I couldn’t get to bed the night of the 13th. I remember leaving my parent’s house with this feeling of floating. My life was about to take a left turn. After months of applications, interviews, and medical clearances, I was leaving for the Peace Corps. As I walked to my condo, it was zero degrees outside. The adrenaline was coursing through my veins. I loved the feeling of the deep cold on my skin. When I got home, I went to bed because I didn’t know what else to do. I spent hours thinking about what was to come—and what I was leaving behind.
I woke up before my alarm. I had slept less than four hours. I had a quick breakfast. I folded the sheets of my bed and made the room look presentable. Then I grabbed my backpack of important belongings and left the condo for the last time. I locked the door and started walking. It was four or five in the morning and hovering around negative seven degrees. I was already awake with adrenaline, but the bitter cold slapped the sleep right out of me.

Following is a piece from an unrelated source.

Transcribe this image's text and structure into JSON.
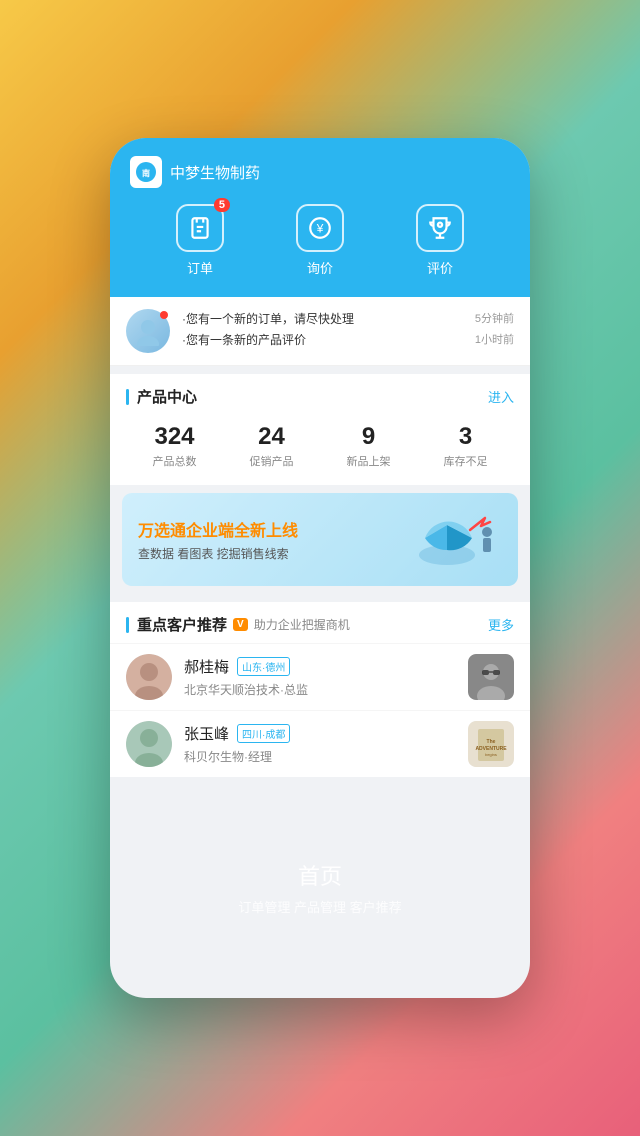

When I got to my parents’ house, we didn’t say much. I did a final check to make sure I had everything with me. We put it in the back of the car. My father got in the driver’s seat. My mother got in the passenger’s seat. I got in the back. I remember vividly the moment we pulled out of the parking lot for two reasons. First, I felt like I was saying goodbye to the house I had grown up in. We moved there the day after I turned ten years old. I was 23.
The other reason I remember that moment is because I had read over the manuals quite closely. The wording was quite clear—the moment you starting traveling to get to the Peace Corps Staging Event, you are covered by federal insurance. So, in that moment, I was simultaneously leaving the house I grew up in and officially working for the United States Peace Corps.
We stopped by Starbucks on the way out of town. The drive takes about an hour. I honestly don’t remember what we talked about. All of my emotions were so heightened that it is hard to remember anything in those final hours. I didn’t realize then that that would be my last cup of American coffee. It’s been such a long time since I’ve had a cup of good coffee. I drank it slowly as we drove. That drive feels so surreal.
We parked in the short-term parking lot. It was much warmer when we got out of the car—about zero degrees. I checked my bags without much delay. I remember looking at my parents several times at the airport without saying anything. I felt like I was communicating more with my facial expressions than with my words at that point. Together we walked to the mouth of the security line. We talked for a short while. Eventually, it was time.
I hugged my parents more than once—tearing up by the end. Eventually, I broke away and entered the security line. My parents left. I haven’t seen them (save Skype) since then. The rest just feels like a blur. I made it to my gate rather early. I looked around for the tell-tale signs of other Peace Corps volunteers (there were six of us from Colorado). I couldn’t find anybody. I sat at the gate, just thinking and people watching. A part of me wanted to go up to a stranger and tell them what I was about to go do.
But I didn’t. I sat there thinking and wondering. Thinking about what was to come. Wondering what I was leaving behind.